Speaker's opinion: There are two different concepts:

  1. Minimum version - When are you going to show the user an error
  2. Policy version - How is CMake going to behave

For the minimum version, just document. Don't try and be backwards compatible. For policy, you can do many things. Just pick one.

How Policies Actually Work

When a warning is actually printed. When code is affected by policy, it will execute the old path and new path, then compare. If different, a warning is printed. If results match, no warning. If old, only old. If new, only new. If unset, see comparison approach just described.


Warning and Hardening Flags Discussion

Overall Question

Don't include anything that is strictly necessary โ€” the warning flags, hardening flags โ€” CMakeLists.txt file is not the right place for that. What do we do with that advice?

How Should We Go Forward?

We need to agree on what the goals are for people that want to use our components as dependencies.

I want to choose the middle ground. Our current choice seems to be a good default. A middle ground.

Multiprocess doesn't need to have this discussion. We are really focused on warnings and hardening.

For Core, as long as it's a product, it can be kept as it is. Or we move to toolchain files. At some point where Core is more separate, e.g., kernel, then the goal of kernel is to be integrated and used by developers.

Can We Do Both?

Have warning and hardening and still make kernel easy to consume. Is there no good answer?

I don't think we can do both. Hardenings on by default, set in the toolchain file, is this possible, and then provide a preset that provides that toolchain file.

Just write the compile flags into this depends-provided toolchain file.

Question: Can we set something like a default preset? A default default?

If it was only in the depends toolchain, there will be people who miss those flags. We have pushed back against external packaging of Core. By design.

The only supported thing we produce are the Guix builds. Anything else is a best effort. Which uses the generated toolchain file.

But we don't know how people use the source code.

But that's why we set all the hardening flags and try to avoid all the footguns.

ABI Issues Example

Instead of setting 20 as the language standard, because someone else might pull it into their project, that could create ABI issues.

Can we give them this flexibility and use what we want as defaults?

Therefore the best approach is a defensive approach. Let the customer decide. And if they use an incompatible language version, throw an error message.

We want it to be configurable with the defaults we like and are safe.

We don't have a way to turn off the hardening. I don't know if we should.

We can easily update the depends toolchain to include the flags.

There are real problems with hardcoding things, and philosophical problems we can debate about.

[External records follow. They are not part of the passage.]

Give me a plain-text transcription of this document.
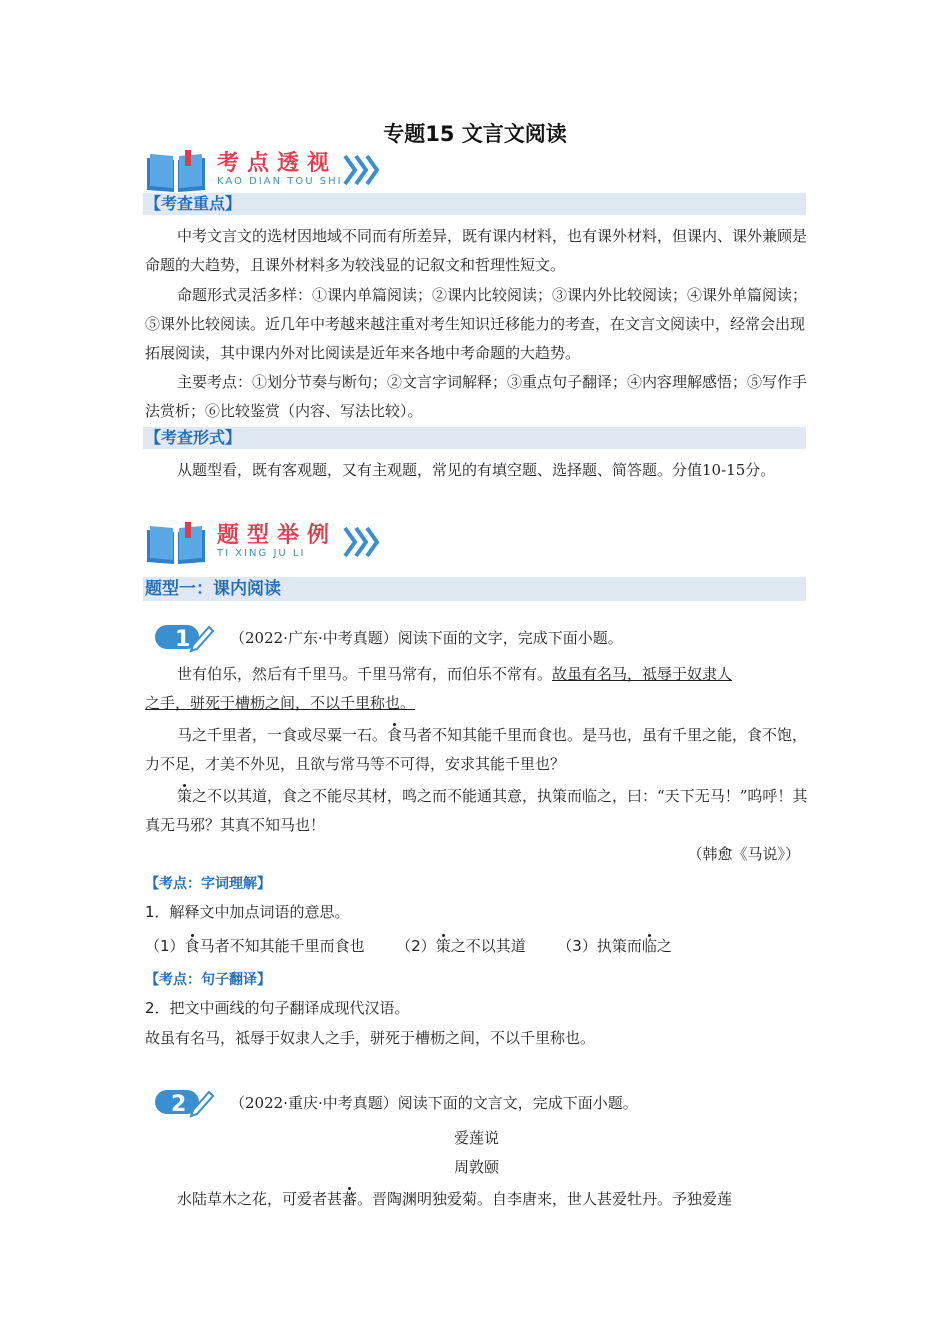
专题15 文言文阅读
考点透视
KAO DIAN TOU SHI
【考查重点】
中考文言文的选材因地域不同而有所差异，既有课内材料，也有课外材料，但课内、课外兼顾是命题的大趋势，且课外材料多为较浅显的记叙文和哲理性短文。
命题形式灵活多样：①课内单篇阅读；②课内比较阅读；③课内外比较阅读；④课外单篇阅读；⑤课外比较阅读。近几年中考越来越注重对考生知识迁移能力的考查，在文言文阅读中，经常会出现拓展阅读，其中课内外对比阅读是近年来各地中考命题的大趋势。
主要考点：①划分节奏与断句；②文言字词解释；③重点句子翻译；④内容理解感悟；⑤写作手法赏析；⑥比较鉴赏（内容、写法比较）。
【考查形式】
从题型看，既有客观题，又有主观题，常见的有填空题、选择题、简答题。分值10-15分。
题型举例
TI XING JU LI
题型一：课内阅读
1	（2022·广东·中考真题）阅读下面的文字，完成下面小题。
世有伯乐，然后有千里马。千里马常有，而伯乐不常有。故虽有名马，祗辱于奴隶人
之手，骈死于槽枥之间，不以千里称也。
马之千里者，一食或尽粟一石。食马者不知其能千里而食也。是马也，虽有千里之能，食不饱，力不足，才美不外见，且欲与常马等不可得，安求其能千里也？
策之不以其道，食之不能尽其材，鸣之而不能通其意，执策而临之，曰：“天下无马！”呜呼！其真无马邪？其真不知马也！
（韩愈《马说》）
【考点：字词理解】
1．解释文中加点词语的意思。
（1）食马者不知其能千里而食也 （2）策之不以其道 （3）执策而临之
【考点：句子翻译】
2．把文中画线的句子翻译成现代汉语。
故虽有名马，祗辱于奴隶人之手，骈死于槽枥之间，不以千里称也。
2	（2022·重庆·中考真题）阅读下面的文言文，完成下面小题。
爱莲说
周敦颐
水陆草木之花，可爱者甚蕃。晋陶渊明独爱菊。自李唐来，世人甚爱牡丹。予独爱莲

Convenience vs security tradeoff. No free lunch.


Future Modularization

Any modularization that might happen in the future. Kernel library. That will be moving upstream. And it won't have as much build system as we have. C++ with possibly no dependencies. Minimal build that Core is consuming and adding its own stuff too. All through the stack, this needs to align.

That's why you set configs at highest level. It's a packaging thing. A distribution.

Interesting idea: Top level CMake.

Depends System

Depends. Now we have a bunch of new repositories. The hardening flags don't exist in the...

If kernel goes to a separate repository, maybe you have the flags in two places. When they are in one place, it's easier to keep tabs on them.


How Do Other Projects Deal With This?

Explicit flag setting. A CMake variable. Is it uncommon? If it's necessary, it's set as a target property. Tied to the target.

Hardening flags don't fall into this category.


Compiler Flags: Strategic Considerations

Conceptual discussion over where we might set compiler flags like hardening etc.

If Bitcoin Core starts being used as a dependency in different places (downstream), then we might not want to be setting these in our CMakeLists.txt (or anywhere other than a toolchain, possibly in a packaging repo).

We have hardening flags and things encapsulated in a single target currently.